Ao jornal Clarín, Belliboni investiu contra o ajuste econômico do governo. “O processo inflacionário está destruindo os salários, enquanto não há nenhuma medida de compensação. Em poucos meses, os programas sociais vão deixar de ter poder de compra e os restaurantes comunitários estão vazios, porque não entregam comida.
Por outro lado, ao portal Infoabae, o líder do Polo Obrero voltou a carga contra as ameaças de repressão aos protestos. “Houve uma mudança de governo, não de regime político”, frisou.
Plano Motosserra sangra os argentinos
De acordo com o Indec (Instituto Nacional de Estatística e Censos), 401,% dos argentinos estavam na pobreza durante o primeiro semestre deste ano.

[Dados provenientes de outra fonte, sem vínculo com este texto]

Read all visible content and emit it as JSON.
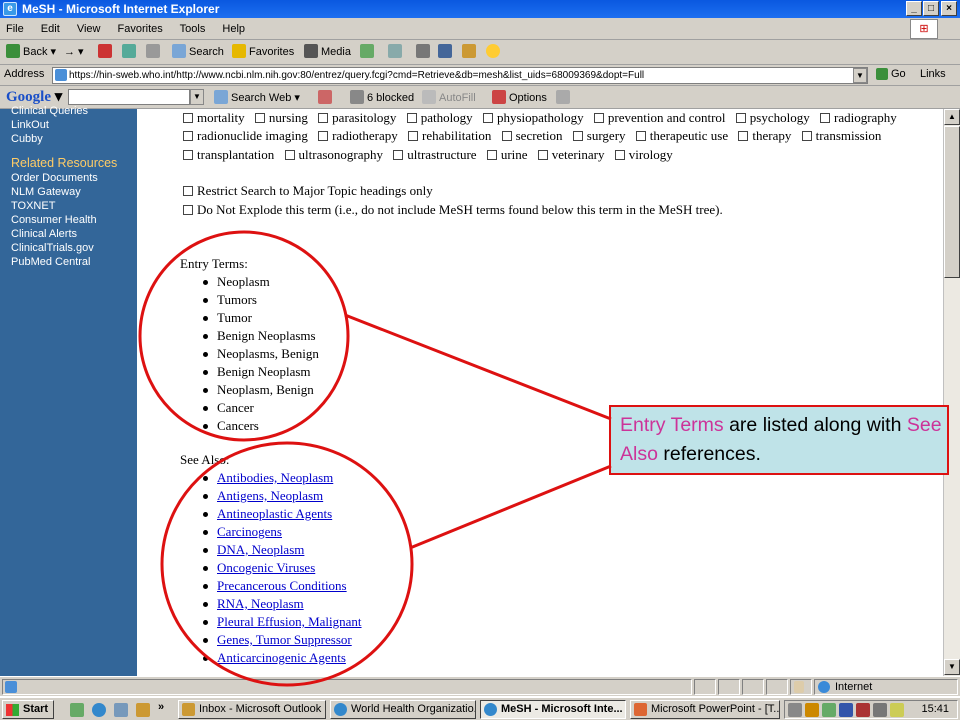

Além disso, um em cada dois habitantes do país recebe algum tipo de assistência estatal, de forma direta ou indireta, de acordo com o Observatório Social da Universidade Católica Argentina.
Mesmo diante desse cenário, em 1º de janeiro, o governo Milei começa a retirar os subsídios estatais aos transportes e serviços públicos (eletricidade, água e gás), conforme havia anunciado o ministro Caputo. Os cortes de subsídios, somado a uma desvalorização do peso argentino, vem tendo impacto inclusive no preço dos alimentos. O objetivo do governo é reduzir em 5% os custos do estado.
Em novembro, segundo o Idec, a inflação na Argentina ficou em 12,8%. No acumulado em 12 meses, esse índice alcançou 160,9%. Na semana passada, o jornalista Leandro Demori postou relato de um amigo estimando os impactos na vida dor argentinos do plano de ajuste de Milei, que deve turbinar ainda mais os preços no país.
Lula mostra outro caminho
Diante do arrocho promovido por Milei, o advogado e assessor parlamentar Matías Gayol publicou um vídeo elogiando as medidas adotadas, no Brasil, pelo presidente Luiz Inácio Lula da Silva, que vão na contramão do receituário que apregoa o líder ultradireitista argentino.
Nesse sentido, ele cita especificamente a taxação dos super-ricos, proposta do governo Lula aprovada pelo Congresso e sancionada na semana passada, como forma de ampliar a arrecadação, garantindo ao mesmo tempo a ampliação de políticas públicas. “É assim que se resolvem os problemas econômicos”, elogiou Gayol.
“A (proposta) de Milei é o contrário: beneficiar os monopólios capitalistas que se enchem de grana às custas dos trabalhadores. E o mais importante de tudo, fazendo isso (Milei) não vai resolver nenhum problema econômico”, afirmou. Para o assessor, o ajuste do governo argentino vai causar “muitíssimo mais” inflação.
“Milei quer te convencer que isso seria uma espécie de sacrifício útil e inevitável para amanhã poder melhorar. Mentira… é o que te dizem todos os governos de direita para te enganar. Não há luz no final do túnel. Isso só vai gerar uma brutal transferência de renda dos trabalhadores aos monopólios capitalistas. Lula em Brasil demonstra que existe um caminho muito diferente para sair da crise econômica”.